Kraton
Sumenep merupakan satu-satunya istana yang masih berdiri di Jawa Timur. Kraton
Sumenep terletak di Jalan Dr. Soetomo No. 5 Kelurahan Pajagalan, Kecamatan
Kota Sumenep, Kabupaten Sumenep, Provinsi Jawa Timur.
Kraton
ini dulunya merupakan kediaman Adipati yang sekaligus sebagai tempat untuk
menjalankan roda pemerintahan. Sejatinya, kraton ini hanyalah merupakan vassal atau kerajaan kecil setingkat
kadipaten yang masih tunduk di bawah kekuasaan kerajaan yang lebih besar. Mulai
dari Kerajaan Singasari, Majapahit hingga Mataram sebelum akhirnya jatuh ke
tangan VOC.
Berdasarkan
catatan sejarah, Kraton Sumenep didirikan oleh Panembahan Sumala, seorang
Adipati Sumenep ke-31, pada tahun 1781. Arsitek yang ditunjuk dalam pembangunan
kraton ini adalah seorang Tionghoa bernama Lauw Piango.

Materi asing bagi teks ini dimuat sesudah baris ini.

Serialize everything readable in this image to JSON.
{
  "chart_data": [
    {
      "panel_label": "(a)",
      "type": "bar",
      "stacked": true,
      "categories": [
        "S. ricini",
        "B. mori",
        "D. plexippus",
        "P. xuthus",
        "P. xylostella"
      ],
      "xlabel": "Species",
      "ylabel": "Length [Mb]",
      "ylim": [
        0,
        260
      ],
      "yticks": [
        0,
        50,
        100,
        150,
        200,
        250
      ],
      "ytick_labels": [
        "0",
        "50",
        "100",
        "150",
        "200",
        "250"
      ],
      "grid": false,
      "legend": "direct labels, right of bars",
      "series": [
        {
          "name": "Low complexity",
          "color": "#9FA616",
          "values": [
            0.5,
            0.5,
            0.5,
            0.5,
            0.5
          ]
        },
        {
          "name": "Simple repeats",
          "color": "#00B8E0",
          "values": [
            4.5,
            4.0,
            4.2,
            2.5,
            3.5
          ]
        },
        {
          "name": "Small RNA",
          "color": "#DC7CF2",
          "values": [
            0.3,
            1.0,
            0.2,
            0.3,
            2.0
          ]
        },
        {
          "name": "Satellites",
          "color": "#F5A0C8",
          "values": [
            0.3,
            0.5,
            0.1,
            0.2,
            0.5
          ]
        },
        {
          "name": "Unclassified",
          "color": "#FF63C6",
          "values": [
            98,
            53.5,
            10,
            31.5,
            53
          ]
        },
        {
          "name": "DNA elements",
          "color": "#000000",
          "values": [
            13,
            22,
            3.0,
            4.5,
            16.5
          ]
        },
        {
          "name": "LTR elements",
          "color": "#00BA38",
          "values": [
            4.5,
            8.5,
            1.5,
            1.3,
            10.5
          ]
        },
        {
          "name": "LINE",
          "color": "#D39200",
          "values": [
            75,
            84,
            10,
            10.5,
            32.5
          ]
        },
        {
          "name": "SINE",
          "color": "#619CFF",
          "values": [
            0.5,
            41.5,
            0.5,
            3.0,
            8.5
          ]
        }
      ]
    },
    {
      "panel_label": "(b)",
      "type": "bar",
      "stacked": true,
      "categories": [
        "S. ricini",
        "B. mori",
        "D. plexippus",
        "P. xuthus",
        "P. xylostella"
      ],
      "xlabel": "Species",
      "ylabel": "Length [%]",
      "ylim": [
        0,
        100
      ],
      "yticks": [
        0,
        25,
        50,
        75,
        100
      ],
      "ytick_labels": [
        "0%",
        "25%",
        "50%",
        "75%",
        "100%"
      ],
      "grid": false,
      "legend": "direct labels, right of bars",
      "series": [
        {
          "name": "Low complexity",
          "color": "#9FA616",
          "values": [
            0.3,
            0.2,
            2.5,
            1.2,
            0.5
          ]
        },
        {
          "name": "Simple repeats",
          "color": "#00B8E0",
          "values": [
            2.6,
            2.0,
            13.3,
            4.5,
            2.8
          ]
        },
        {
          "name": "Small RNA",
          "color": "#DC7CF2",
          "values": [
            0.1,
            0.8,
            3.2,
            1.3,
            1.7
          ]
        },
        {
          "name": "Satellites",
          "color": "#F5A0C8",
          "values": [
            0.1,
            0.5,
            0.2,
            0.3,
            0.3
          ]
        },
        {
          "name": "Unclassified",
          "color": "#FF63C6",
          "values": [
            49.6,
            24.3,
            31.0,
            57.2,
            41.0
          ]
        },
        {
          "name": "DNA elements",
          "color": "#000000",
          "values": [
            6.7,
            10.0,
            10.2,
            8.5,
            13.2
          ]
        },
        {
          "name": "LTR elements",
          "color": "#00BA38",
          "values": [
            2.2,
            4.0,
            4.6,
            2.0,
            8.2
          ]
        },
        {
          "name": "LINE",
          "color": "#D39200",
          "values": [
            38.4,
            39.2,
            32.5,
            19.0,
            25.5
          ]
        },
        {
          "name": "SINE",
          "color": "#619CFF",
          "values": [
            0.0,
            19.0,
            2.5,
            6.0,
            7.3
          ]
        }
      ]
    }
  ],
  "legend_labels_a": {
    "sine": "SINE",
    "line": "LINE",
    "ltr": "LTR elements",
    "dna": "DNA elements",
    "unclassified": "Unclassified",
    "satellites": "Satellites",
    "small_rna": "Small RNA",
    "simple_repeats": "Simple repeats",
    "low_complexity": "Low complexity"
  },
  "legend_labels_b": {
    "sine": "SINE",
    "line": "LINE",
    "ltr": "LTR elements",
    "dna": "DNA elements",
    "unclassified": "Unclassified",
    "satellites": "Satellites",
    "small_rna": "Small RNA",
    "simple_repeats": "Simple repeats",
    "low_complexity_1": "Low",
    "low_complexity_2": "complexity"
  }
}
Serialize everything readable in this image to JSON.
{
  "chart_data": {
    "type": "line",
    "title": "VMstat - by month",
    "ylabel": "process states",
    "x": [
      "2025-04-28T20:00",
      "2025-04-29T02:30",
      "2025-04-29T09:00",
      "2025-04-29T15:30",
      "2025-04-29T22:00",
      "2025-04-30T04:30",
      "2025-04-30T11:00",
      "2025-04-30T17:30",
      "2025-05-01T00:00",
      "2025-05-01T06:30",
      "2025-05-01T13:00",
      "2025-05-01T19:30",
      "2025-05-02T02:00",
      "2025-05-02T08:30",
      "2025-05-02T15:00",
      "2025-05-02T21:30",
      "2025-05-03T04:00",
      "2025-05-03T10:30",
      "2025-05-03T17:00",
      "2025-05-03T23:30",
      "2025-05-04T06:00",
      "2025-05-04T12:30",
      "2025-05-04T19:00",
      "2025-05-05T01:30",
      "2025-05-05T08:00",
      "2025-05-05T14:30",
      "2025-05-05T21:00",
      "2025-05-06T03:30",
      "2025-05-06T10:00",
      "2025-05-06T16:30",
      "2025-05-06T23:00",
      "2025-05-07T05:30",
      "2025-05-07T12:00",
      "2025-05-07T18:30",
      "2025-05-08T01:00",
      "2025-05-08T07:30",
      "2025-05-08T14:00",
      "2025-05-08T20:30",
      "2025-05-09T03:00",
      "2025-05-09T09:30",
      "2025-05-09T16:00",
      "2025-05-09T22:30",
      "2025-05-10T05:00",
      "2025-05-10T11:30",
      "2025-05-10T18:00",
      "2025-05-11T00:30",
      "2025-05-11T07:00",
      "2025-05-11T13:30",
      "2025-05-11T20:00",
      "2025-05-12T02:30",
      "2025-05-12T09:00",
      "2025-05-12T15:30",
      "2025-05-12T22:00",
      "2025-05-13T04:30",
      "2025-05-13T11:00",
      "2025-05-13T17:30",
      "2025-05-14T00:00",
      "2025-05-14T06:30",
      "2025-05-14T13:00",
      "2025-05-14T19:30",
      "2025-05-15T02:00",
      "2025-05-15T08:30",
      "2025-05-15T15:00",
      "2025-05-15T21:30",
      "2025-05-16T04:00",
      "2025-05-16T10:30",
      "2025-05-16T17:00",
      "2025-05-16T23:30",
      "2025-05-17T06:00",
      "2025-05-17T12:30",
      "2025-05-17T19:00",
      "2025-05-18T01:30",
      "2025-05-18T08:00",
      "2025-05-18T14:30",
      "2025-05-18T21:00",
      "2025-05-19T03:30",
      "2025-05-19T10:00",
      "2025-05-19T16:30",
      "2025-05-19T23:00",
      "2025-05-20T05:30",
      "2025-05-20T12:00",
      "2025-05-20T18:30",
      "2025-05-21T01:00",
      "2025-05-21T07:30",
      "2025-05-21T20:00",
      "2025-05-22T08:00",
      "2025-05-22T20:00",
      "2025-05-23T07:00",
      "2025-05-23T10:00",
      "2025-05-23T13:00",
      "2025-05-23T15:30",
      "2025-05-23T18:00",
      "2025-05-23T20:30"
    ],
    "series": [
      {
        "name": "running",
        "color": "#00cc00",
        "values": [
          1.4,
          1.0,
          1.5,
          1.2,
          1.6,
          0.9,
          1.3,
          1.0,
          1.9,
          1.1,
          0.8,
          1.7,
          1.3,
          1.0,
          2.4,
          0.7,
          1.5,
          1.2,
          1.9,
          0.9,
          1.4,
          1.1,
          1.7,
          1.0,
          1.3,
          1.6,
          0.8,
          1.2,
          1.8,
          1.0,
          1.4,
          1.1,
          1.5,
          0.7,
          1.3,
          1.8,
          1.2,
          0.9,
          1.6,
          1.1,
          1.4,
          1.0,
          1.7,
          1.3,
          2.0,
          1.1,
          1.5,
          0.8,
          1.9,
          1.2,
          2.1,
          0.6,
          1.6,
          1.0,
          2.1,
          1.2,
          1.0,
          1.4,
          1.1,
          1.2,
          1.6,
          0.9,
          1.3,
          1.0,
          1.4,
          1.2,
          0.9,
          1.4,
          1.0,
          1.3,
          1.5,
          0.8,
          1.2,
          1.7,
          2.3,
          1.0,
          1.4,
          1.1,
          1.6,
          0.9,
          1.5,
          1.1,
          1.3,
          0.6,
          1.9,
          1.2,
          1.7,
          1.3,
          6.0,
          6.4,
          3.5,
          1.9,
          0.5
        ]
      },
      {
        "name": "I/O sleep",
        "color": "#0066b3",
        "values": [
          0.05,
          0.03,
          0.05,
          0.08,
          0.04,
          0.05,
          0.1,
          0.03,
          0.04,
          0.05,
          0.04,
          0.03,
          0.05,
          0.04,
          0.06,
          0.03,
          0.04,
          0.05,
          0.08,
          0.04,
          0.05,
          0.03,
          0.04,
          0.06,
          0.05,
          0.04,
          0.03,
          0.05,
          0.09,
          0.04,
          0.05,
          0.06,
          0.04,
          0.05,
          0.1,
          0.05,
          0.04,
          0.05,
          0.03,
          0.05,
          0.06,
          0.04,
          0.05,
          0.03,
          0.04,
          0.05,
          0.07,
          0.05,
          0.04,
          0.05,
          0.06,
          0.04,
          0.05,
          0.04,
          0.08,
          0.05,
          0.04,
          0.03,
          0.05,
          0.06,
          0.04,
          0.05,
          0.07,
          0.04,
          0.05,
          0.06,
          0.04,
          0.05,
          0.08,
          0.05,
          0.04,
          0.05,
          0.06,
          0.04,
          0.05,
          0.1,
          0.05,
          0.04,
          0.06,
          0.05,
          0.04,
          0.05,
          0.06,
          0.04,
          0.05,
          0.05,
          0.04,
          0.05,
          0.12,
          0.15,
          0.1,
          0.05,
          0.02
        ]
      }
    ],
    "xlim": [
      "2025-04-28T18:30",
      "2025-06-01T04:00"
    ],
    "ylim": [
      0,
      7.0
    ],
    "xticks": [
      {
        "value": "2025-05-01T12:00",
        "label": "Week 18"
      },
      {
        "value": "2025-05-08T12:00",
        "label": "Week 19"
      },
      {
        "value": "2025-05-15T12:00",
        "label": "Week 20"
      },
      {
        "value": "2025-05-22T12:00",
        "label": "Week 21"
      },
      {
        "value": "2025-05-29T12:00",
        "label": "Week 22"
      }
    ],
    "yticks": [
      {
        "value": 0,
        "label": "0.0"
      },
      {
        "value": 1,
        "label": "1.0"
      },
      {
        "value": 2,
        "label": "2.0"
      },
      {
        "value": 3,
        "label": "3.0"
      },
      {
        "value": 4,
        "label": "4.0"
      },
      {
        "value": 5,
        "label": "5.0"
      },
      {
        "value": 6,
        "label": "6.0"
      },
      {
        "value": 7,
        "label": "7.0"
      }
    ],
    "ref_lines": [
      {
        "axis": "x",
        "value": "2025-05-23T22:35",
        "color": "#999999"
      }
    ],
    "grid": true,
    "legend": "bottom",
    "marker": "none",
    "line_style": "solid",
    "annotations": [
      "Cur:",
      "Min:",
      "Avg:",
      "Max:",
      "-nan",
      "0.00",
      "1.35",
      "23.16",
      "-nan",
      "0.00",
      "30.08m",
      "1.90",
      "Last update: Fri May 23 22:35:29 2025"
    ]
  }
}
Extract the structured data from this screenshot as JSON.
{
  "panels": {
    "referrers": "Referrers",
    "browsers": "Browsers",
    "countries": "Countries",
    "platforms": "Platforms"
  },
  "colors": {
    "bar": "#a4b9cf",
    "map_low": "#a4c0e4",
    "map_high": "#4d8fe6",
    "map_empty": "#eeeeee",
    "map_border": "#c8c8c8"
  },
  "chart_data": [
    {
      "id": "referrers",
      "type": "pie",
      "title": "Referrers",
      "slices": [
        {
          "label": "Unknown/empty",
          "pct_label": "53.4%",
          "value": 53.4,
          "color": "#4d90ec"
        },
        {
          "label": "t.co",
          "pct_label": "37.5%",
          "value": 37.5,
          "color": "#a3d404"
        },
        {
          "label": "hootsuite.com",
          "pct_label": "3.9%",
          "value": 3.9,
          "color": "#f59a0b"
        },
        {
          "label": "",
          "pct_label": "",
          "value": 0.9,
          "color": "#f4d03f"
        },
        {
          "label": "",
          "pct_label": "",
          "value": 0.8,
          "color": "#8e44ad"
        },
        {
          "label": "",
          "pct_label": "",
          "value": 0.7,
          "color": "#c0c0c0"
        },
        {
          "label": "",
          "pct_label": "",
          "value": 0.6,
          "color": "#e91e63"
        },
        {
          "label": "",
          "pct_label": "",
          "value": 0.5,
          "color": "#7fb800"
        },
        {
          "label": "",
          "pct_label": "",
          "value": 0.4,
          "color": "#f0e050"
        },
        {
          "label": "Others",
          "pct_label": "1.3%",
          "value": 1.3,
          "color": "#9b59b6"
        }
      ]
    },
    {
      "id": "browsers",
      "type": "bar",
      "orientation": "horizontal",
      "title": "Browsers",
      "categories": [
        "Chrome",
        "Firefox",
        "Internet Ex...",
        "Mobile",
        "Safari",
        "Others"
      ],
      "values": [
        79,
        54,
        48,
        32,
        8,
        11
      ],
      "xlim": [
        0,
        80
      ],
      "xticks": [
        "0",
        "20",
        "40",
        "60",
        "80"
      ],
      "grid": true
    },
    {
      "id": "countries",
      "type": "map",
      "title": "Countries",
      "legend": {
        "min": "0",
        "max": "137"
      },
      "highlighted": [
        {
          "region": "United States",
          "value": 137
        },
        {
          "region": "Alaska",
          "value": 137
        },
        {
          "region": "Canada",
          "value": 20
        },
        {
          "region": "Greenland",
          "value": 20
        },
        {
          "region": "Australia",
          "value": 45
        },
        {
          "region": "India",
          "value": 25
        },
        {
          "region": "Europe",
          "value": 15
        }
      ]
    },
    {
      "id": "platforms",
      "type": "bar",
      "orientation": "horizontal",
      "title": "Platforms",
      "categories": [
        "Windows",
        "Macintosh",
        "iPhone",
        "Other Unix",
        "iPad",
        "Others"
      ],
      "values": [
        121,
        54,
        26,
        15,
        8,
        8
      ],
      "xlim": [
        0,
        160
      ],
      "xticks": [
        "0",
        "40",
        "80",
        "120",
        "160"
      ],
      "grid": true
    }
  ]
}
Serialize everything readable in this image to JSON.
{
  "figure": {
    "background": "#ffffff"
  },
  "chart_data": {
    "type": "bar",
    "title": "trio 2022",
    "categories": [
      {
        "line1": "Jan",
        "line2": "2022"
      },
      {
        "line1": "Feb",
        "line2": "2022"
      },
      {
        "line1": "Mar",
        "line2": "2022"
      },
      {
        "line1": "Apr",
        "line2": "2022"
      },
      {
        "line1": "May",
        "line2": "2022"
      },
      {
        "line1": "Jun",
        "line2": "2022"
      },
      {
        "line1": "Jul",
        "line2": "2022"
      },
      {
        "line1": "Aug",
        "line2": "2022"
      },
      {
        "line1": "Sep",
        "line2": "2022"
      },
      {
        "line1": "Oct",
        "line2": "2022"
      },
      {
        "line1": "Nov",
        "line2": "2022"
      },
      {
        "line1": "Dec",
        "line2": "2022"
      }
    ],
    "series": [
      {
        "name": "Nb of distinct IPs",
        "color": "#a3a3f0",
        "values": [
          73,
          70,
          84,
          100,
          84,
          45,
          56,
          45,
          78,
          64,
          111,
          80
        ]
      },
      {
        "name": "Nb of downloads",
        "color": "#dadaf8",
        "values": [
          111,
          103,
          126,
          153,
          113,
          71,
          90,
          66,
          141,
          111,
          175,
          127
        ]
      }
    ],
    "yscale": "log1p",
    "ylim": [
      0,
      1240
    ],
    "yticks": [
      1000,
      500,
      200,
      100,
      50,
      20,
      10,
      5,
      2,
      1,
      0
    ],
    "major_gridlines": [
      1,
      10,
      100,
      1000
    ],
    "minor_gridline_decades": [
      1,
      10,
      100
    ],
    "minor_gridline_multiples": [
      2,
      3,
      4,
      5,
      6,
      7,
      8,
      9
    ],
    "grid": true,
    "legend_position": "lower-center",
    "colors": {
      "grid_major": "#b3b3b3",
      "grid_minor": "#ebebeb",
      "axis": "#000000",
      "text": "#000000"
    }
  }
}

Ia adalah cucu dari
Lauw Khun Ting. Lauw Khun Thing adalah salah satu di antara 6 orang Tionghoa
yang mula-mula datang dan menetap di Sumenep. Sedangkan, yang menjadi mandor
dalam pembangunan kraton adalah seorang Tionghoa bernama Ka Seng An. Secara
umum, gaya arsitektural Kraton Sumenep merupakan perpaduan antara gaya Eropa,
Arab, China dan Jawa.
Kompleks bangunan Kraton Sumenep yang berdiri di atas lahan seluas 8 hektar ini, lebih sederhana dari kompleks kraton peninggalan Mataram yang masih ada, seperti Kasunanan Surakarta maupun Kasultanan Yogyakarta. Bangunan Kompleks Kraton Sumenep sendiri tidak dibangun secara bersamaan namun dibangun dan diperluas secara bertahap oleh para adipati berikutnya.
Kompleks
Kraton Sumenep terdiri atas beberapa bangunan yang tersusun dari selatan ke
utara. Pendapa Ageng terletak di tengah kraton beratapkan joglo yang ditopang
oleh 10 soko (tiang penyangga). Dahulu,
Pendapa Ageng merupakan paseban
(tempat menghadap para kawula maupun tamu) yang kemudian hari juga difungsikan
sebagai tempat sidang yang dipimpin langsung oleh sang Adipati dan dihadiri
oleh seluruh pejabat tinggi kraton yang waktunya dilaksanakan pada hari-hari
tertentu. Dibelakang pendapa, terdapat Kraton Dhalem yang terdiri atas dua
lantai. Lantai atas merupakan tempat para putri sang adipati, sedangkan lantai
bawah dijadikan kediaman sang adipati di mana di dalamnya terdapat empat kamar
yang masing-masing diperuntukkan untuk kamar kamar pribadi raja, kamar
permaisuri, kamar orangtua pria dan kamar orangtua perempuan. Pada mulanya
antara Kraton Dhalem dan Pendapa Ageng letaknya terpisah. Namun, pada masa
pemerintahan Sultan Abdurrachman Pakunataningrat, kedua bangunan tersebut
dihubungkan dengan bangunan baru yang bernama mandiyasa.
Sedangkan,
di halaman belakang kraton, terdapat sisir
atau tempat para emban yang menjadi dayang para putri adipati, dan dapur. Namun
kini, telah berubah wajah menjadi Rumah Dinas Bupati Sumenep.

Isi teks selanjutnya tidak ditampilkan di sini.